Unraveling Metabolite Provisioning to Offspring Through Parental Fluids: A Case Study of the Brazilian Guitarfish, Pseudobatos horkelii

Abstract

Elasmobranchs have a very distinct metabolism, and many aspects related to the energetic dynamics of these animals remain poorly investigated. The reproductive period is particularly vulnerable for viviparous species, as part of the energy reserves of the parental biomass is reallocated for gamete production and embryo development. In this context, this study aimed to characterize parental metabolite provisioning to the offspring (both sperm and developing embryos) of the Brazilian Guitarfish, Pseudobatos horkelii, through glucose, β-hydroxybutyrate, triglycerides, and total cholesterol determinations in the uterine liquid (UL) and serum of pregnant females and in the seminal fluid (SF) and serum of males during the copulation period. No significant difference was observed for the analyzed markers between the UL and SF. Except for triglycerides, higher in female serum samples, all other energy markers were present at similar concentrations in the serum of both females and males. When comparing female UL and serum, significant differences were observed for triglycerides and total cholesterol. No differences were observed between SF and serum in males. The results indicate that all markers are being made available to offspring, possibly complementary to the yolk in the case of maternal liquid, and as an additional source for sperm mobilization required during egg fertilization in the case of the paternal fluid. Correlations between the markers in the parental matrices were also noted, compatible with the metabolic pathways activated during energy mobilization in vertebrates.
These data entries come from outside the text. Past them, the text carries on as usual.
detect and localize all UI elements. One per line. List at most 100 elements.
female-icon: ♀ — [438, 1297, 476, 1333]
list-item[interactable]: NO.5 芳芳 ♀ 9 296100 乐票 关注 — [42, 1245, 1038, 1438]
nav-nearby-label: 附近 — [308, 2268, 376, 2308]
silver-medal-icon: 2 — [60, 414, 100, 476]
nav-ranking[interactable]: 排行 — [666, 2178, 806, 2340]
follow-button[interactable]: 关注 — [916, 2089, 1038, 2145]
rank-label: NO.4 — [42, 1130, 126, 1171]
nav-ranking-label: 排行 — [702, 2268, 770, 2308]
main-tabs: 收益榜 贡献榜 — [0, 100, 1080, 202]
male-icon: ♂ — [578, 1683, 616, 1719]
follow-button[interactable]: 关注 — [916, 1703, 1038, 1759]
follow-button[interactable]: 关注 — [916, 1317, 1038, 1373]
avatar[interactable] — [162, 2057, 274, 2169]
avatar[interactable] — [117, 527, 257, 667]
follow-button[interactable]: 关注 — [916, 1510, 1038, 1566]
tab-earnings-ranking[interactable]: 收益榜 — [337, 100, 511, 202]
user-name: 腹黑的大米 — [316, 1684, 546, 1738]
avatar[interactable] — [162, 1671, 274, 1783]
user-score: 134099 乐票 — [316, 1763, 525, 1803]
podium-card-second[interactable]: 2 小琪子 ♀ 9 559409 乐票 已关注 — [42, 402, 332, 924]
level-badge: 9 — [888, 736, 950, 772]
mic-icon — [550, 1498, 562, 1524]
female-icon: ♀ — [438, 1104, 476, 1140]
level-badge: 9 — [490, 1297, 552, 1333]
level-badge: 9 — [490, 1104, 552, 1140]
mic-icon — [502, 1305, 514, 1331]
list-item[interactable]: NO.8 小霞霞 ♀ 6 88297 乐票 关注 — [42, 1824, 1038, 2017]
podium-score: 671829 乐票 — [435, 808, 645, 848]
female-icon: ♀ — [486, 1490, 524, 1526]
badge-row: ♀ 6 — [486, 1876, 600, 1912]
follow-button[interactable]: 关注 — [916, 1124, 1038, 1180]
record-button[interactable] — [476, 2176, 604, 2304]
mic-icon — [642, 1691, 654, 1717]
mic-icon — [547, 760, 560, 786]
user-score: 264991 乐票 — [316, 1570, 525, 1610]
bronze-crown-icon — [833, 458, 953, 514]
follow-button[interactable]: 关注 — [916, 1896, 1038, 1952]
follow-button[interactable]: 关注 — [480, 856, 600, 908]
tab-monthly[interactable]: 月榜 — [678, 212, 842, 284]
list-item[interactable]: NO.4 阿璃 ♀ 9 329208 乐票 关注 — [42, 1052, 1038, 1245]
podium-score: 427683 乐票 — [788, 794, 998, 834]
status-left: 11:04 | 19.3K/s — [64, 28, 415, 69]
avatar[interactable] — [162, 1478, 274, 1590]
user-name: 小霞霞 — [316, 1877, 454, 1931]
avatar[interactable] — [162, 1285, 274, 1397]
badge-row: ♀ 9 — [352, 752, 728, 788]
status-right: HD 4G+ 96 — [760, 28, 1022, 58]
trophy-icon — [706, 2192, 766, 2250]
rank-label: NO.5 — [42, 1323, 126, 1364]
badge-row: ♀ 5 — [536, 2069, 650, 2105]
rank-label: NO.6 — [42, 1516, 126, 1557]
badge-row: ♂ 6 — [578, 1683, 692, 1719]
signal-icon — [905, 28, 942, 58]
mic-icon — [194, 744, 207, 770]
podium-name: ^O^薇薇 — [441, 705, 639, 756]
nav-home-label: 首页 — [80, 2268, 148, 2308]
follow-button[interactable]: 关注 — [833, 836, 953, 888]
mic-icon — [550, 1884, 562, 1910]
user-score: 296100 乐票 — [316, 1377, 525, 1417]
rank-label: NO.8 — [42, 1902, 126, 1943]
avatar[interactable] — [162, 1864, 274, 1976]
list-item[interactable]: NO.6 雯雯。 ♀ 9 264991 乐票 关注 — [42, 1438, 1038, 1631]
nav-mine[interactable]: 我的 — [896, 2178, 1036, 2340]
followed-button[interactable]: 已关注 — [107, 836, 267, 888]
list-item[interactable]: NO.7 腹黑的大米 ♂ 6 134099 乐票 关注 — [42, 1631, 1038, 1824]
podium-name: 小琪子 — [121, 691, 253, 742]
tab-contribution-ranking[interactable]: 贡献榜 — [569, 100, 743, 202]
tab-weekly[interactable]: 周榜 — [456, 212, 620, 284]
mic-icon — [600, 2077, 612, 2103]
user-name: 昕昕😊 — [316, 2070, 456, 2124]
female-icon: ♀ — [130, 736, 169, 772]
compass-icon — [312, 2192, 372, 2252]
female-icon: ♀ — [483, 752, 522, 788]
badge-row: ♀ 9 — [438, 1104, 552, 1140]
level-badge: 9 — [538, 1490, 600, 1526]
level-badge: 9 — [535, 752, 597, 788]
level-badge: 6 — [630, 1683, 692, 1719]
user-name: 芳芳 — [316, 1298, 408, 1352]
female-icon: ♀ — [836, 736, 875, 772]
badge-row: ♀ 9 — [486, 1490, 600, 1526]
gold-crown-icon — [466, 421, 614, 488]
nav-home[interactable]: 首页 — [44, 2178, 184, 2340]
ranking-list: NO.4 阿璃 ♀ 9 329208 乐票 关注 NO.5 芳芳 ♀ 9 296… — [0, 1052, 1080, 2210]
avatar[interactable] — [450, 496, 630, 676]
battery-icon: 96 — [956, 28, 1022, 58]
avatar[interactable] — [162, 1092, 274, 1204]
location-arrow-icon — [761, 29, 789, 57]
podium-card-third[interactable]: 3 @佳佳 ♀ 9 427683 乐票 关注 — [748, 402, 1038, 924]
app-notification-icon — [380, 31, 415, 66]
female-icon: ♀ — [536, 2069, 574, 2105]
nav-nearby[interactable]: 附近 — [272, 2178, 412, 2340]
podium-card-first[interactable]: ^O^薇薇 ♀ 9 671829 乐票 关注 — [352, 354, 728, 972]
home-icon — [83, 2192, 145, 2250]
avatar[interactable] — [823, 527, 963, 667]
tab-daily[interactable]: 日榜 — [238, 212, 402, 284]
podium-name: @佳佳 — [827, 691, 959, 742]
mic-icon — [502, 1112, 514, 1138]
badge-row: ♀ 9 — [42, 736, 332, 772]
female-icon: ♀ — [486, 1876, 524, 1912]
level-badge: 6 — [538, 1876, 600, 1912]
Moreover, distinct marker predominance patterns were also noted for both UL and SF. Energy mobilization characterization directed to offspring through parental fluids aids in unraveling metabolic dynamics during the reproduction stage while also providing support for stress physiology studies to evaluate the indirect effects of parental allostatic overload in both sperm and developing embryos. Finally, energy mobilization assessments of parental fluids may also help elucidate how internal fertilization and viviparity evolved in this very distinct taxonomic group.